The non-refundable reservation analogy
The most accurate intuition is the property deposit. The premium is a non-refundable reservation on the underlying share. If the share is well above the strike at expiry, the reservation is valuable and can be exercised or closed at a profit. If the share is below the strike at expiry, the reservation expires worthless and the entire premium is lost. Nothing about that asymmetry is hidden, but the speed at which it plays out for short-dated, out-of-the-money calls usually is.
The five terms every call buyer must know
- Underlying. The share or index the contract references.
- Strike price. The level above which the call has intrinsic value at expiry.
- Premium. The price paid for the contract, set by the market.
- Expiry. The date the contract ceases to exist. On the JSE, equity options are typically European-style and expire on the third Thursday of the expiry month.
- Moneyness. "In the money" if the share is above the strike, "at the money" if it is at the strike, "out of the money" if it is below.

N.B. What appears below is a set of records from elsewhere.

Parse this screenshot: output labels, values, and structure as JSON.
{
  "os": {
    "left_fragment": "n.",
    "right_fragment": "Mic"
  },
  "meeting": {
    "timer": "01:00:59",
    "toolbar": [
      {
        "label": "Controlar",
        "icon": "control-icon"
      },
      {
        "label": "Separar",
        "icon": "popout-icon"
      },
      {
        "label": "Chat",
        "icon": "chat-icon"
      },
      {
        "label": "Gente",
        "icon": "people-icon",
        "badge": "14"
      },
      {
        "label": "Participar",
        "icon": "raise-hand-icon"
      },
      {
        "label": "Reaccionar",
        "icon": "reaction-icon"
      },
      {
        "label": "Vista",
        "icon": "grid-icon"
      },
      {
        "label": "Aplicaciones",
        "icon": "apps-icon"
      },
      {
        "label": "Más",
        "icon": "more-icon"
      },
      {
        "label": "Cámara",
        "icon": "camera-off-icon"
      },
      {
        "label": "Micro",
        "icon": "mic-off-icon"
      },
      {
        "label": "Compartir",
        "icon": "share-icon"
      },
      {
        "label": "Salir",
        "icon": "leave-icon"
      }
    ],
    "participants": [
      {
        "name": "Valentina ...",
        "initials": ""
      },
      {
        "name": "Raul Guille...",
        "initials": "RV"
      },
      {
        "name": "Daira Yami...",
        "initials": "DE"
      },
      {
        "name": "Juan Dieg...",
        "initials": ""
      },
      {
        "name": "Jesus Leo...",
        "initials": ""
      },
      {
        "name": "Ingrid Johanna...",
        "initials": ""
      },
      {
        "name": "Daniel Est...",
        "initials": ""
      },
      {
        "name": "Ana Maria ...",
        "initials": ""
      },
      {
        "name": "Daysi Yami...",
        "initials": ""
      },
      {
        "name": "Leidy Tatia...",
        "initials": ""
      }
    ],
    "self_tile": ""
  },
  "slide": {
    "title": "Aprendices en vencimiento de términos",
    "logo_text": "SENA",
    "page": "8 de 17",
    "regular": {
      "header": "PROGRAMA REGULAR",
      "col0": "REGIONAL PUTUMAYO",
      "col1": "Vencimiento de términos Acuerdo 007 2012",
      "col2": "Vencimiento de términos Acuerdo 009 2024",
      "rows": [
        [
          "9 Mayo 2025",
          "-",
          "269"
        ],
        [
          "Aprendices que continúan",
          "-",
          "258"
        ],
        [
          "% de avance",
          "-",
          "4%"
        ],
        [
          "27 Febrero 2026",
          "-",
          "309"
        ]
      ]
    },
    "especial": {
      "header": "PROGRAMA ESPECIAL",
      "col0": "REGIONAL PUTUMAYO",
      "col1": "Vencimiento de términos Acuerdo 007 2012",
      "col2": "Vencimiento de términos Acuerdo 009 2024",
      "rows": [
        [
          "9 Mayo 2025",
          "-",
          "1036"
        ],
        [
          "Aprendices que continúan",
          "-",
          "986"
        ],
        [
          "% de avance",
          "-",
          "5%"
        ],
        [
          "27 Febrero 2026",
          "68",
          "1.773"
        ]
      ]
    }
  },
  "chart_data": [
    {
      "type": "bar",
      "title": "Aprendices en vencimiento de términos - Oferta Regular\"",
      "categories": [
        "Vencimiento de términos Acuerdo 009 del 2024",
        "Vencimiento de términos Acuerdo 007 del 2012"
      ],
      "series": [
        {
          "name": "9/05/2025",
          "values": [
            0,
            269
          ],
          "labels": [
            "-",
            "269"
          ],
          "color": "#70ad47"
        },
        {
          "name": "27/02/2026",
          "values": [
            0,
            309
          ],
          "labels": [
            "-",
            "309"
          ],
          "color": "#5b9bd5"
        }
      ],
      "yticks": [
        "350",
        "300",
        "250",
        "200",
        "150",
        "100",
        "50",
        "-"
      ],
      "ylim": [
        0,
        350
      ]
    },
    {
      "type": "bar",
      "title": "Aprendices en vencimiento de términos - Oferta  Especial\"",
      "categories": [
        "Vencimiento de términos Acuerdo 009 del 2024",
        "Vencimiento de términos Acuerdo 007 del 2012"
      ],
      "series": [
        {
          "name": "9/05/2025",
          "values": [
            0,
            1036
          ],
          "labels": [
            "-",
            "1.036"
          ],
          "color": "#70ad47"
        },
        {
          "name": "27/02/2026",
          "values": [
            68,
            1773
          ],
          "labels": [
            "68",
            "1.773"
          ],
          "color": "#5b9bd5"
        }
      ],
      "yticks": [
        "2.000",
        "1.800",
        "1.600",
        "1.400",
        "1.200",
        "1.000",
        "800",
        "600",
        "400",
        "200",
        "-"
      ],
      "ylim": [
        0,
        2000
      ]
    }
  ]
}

Out-of-the-money calls are cheap precisely because most of them expire worthless.
What actually drives the price between now and expiry
- Direction. The share moving toward or beyond the strike. Most traders focus on this and only this.

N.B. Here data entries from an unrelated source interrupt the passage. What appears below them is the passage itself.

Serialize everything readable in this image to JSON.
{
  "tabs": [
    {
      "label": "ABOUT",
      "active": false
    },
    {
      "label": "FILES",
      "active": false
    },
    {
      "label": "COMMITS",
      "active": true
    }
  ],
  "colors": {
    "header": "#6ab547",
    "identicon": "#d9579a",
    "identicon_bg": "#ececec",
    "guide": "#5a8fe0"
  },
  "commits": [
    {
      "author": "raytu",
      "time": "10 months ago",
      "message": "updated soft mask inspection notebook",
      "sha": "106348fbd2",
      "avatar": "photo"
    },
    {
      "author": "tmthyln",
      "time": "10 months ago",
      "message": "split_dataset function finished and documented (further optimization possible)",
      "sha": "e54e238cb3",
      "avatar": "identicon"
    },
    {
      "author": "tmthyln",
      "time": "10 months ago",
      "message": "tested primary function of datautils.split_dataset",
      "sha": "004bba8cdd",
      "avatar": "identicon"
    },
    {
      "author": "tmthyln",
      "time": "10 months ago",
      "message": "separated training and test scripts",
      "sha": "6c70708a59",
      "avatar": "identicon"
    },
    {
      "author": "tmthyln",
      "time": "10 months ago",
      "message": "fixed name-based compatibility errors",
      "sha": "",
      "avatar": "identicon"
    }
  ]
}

- Time. Theta decay accelerates in the final 30 days. A call that costs R1.00 three months out can be worth R0.20 with a week to go even if the share is unchanged.
- Volatility. Implied volatility, measured by the option market itself, expands and contracts based on uncertainty. A correct directional call held through a volatility crush can still lose money.
- Interest rates and dividends. Smaller effects, but they matter in long-dated contracts.
Why retail call buyers as a group lose money
Multiple studies of retail options activity, the most cited being Bauer, Cosemans and Eichholtz on Dutch retail accounts, and a 2022 paper by de Silva, So and Smith on US brokerage data , find that retail call buyers as a group lose money net of fees. The losses concentrate in three behaviours: buying short-dated, far out-of-the-money contracts; rolling losing positions to the next expiry; and over-sizing relative to the rest of the portfolio. The same studies find that retail accounts trading longer-dated, closer-to-the-money contracts in small size break roughly even over time, before the psychological cost.
A more defensible learning path
- Spend at least six months understanding the underlying shares and the way they trend.
- Read the companion pieces on put options and warrants so the family of leveraged instruments is clear.
- Paper-trade for several months. The friction-free version of options trading is the only environment in which the lessons are cheap.
- Read our options risk explainer in full before risking any real money.
Frequently asked questions
- Do I have to exercise a call option?
- No. You can let it expire, sell it before expiry, or exercise it if it makes sense. Most retail traders close the position before expiry.
- Can a call option expire worthless?
- Yes. If the share price is below the strike price at expiry, the call has no value and the premium paid is lost.